BEIJING, KOMPAS.TV - Microsoft memutuskan untuk menutup media sosial LinkedIn di China, setelah merasa berurusan dengan otoritas negara itu kian menyulitkan.

Keputusan tersebut terjadi setelah LinkedIn dikritik dan dipertanyakan karena memblokir profil jurnalis yang kerap bertentangan dengan Pemerintah China.

Wakil Presiden Senior LinkedIn Mohak Shroff, pun menegaskan pihaknya sudah lelah untuk mengikuti keinginan China, sehingga mengeluarkan keputusan ini.

“Kami menghadapi lingkungan operasi yang jauh lebih sulit dan persyaratan kepatuhan yang lebih besar di China,” ujar Shroff di blog-nya dikutip dari BBC.

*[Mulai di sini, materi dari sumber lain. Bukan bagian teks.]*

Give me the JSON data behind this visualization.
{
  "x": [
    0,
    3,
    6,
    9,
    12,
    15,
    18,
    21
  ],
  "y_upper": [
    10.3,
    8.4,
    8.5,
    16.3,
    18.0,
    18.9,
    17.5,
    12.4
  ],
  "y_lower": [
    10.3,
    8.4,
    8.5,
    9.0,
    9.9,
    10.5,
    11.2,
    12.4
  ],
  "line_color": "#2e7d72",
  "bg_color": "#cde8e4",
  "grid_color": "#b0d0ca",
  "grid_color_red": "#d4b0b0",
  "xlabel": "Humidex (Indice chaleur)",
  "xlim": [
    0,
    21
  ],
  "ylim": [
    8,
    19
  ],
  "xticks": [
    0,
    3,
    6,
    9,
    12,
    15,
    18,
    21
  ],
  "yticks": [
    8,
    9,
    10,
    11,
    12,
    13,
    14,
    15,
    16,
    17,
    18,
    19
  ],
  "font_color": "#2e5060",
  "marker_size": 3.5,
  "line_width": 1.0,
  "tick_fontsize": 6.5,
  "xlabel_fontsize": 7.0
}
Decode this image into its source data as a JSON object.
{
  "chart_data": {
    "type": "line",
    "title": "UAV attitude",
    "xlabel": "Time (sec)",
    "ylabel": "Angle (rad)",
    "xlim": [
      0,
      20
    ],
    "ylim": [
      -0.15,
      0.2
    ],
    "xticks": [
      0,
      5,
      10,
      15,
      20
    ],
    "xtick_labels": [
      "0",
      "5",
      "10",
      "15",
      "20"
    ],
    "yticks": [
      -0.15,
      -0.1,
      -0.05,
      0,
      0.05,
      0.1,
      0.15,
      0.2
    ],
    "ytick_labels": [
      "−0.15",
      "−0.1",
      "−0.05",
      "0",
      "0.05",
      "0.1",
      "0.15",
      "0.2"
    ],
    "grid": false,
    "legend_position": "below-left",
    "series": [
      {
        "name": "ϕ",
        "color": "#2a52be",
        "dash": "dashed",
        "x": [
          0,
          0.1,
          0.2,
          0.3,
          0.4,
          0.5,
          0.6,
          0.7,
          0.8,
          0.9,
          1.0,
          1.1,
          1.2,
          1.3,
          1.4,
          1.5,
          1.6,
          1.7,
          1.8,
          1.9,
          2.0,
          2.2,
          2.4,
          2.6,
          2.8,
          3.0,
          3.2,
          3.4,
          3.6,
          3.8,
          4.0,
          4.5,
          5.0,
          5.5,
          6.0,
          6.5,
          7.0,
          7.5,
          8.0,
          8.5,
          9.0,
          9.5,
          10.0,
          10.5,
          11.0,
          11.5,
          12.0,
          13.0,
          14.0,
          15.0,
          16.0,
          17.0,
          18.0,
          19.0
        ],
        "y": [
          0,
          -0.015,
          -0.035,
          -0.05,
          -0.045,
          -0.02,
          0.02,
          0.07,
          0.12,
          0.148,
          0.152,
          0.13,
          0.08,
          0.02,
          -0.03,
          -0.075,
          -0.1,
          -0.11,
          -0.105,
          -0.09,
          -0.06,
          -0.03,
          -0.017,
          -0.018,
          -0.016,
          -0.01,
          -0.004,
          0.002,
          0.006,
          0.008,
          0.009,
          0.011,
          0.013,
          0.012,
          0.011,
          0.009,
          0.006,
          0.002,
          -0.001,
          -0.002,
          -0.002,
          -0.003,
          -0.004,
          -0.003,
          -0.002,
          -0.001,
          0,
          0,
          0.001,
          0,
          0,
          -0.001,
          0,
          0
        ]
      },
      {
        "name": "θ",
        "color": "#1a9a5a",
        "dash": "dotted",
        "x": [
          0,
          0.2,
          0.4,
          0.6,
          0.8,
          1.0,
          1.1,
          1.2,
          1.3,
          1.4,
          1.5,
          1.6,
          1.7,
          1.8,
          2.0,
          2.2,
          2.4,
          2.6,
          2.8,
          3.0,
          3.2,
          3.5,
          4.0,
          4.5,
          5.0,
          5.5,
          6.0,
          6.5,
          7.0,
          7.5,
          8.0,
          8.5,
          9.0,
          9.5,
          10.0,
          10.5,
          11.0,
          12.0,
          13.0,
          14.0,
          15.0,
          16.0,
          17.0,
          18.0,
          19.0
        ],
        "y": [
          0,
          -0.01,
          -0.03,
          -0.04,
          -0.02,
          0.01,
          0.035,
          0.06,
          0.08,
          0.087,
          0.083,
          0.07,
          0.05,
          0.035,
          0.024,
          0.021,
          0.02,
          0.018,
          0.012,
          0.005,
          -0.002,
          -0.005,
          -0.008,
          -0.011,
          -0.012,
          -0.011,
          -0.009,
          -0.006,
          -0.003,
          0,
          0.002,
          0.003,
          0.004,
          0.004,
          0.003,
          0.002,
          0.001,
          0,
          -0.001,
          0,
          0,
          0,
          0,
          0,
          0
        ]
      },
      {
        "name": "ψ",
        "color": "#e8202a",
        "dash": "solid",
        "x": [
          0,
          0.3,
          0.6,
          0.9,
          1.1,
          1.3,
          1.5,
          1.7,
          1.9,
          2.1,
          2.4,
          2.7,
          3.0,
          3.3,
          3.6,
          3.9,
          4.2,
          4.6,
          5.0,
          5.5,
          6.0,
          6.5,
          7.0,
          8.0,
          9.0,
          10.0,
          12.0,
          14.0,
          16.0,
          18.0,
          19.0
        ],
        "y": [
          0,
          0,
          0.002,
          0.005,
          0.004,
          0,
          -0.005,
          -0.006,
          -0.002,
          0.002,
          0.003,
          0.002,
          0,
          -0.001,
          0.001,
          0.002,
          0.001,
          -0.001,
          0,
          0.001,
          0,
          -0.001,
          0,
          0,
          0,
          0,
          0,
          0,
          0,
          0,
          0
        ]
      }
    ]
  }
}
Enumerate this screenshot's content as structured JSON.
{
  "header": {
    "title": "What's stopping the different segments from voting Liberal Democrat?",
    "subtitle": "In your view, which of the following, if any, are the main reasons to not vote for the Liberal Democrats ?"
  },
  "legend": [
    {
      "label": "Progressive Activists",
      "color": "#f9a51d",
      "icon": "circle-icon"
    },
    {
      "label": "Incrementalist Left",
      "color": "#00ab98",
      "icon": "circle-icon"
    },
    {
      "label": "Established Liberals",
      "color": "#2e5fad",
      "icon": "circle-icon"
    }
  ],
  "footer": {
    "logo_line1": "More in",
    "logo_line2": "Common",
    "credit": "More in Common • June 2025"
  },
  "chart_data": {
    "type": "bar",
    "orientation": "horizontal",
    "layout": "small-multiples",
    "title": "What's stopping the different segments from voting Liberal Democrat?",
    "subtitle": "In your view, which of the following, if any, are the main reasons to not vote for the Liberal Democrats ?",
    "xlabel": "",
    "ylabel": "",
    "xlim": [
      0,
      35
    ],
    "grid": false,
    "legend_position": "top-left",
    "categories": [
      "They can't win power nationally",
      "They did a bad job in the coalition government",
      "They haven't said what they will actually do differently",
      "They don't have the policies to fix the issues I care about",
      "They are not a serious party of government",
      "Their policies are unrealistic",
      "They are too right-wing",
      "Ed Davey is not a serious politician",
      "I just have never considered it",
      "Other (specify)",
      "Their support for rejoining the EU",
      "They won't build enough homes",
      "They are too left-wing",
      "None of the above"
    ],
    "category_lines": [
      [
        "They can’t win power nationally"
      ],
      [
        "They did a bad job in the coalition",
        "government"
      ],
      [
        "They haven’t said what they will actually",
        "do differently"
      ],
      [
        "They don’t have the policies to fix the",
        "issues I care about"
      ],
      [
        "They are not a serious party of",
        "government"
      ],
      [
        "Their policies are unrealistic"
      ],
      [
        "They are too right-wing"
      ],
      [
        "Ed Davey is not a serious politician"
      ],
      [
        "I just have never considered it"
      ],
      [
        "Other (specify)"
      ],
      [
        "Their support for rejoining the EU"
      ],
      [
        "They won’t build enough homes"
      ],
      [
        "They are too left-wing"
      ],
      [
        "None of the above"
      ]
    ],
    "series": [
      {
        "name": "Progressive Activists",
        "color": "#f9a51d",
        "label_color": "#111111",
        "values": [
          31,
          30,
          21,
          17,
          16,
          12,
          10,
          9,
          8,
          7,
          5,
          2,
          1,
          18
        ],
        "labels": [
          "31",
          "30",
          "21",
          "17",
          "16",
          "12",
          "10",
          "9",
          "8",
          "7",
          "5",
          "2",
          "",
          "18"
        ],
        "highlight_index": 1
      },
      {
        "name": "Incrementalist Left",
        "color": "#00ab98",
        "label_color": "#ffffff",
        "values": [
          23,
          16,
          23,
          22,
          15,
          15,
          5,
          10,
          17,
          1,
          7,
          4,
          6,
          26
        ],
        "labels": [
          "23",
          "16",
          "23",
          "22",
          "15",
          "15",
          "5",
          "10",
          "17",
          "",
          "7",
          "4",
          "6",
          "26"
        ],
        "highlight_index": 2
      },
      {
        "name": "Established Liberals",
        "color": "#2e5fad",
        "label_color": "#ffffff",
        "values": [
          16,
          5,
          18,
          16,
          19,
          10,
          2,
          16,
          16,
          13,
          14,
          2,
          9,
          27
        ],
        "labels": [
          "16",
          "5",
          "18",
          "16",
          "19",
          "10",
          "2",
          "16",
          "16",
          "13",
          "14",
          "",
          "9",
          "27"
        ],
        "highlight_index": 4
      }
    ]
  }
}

Baca Juga: Diancam Taliban, Maskapai Internasional Ini Hentikan Penerbangan ke Kabul

Namun, LinkedIn menegaskan akan meluncurkan versi hanya pekerjaan, yang benama InJobs di China pada tahun ini.

Pada situs tersebut tak akan disertakan umpan sosial atau kemampuan untuk berbagi dan memposting artikel.

“Sementara kami akan menghentikan versi lokal LinkedIn di China akhir tahun ini, kami akan terus memiliki kehadiran yang kuat di China untuk mendorong strategi baru kami dan bersemangat untuk meluncurkan aplikasi InJob di akhir tahun ini,” bunyi pernyataan dari LinkedIn.

LinkedIn merupakan platform media sosial barat satu-satunya yang beroperasi di China.

Ketika diluncurkan di China pada 2014, LinkedIn telah setuju untuk mematuhi persyaratan pemerintah China.

Baca Juga: Mantan Presiden AS Bill Clinton Dirawat di Rumah Sakit

Meski begitu mereka menegaskan akan transparan tentang bagaimana menjelaskan bisnis di negara itu, dan mengatakan tidak setuju dengan sensor pemerintah.

Tetapi akhir-akhir ini, LinkedIn memblokir akun sejumlah jurnalis China, termasuk Melissa Chan dan Greg Bruno.

Bruno yang merupakan penulis buku yang mendokumentasikan perlakuan China terhadap pengungsi Tibet mengaku tak kaget Partai Komunis China tak menyukainya.

Namun, ia merasa kecewa sebuah perusahaan teknologi Amerika meluluskan keinginan dari pemerintah negara asing.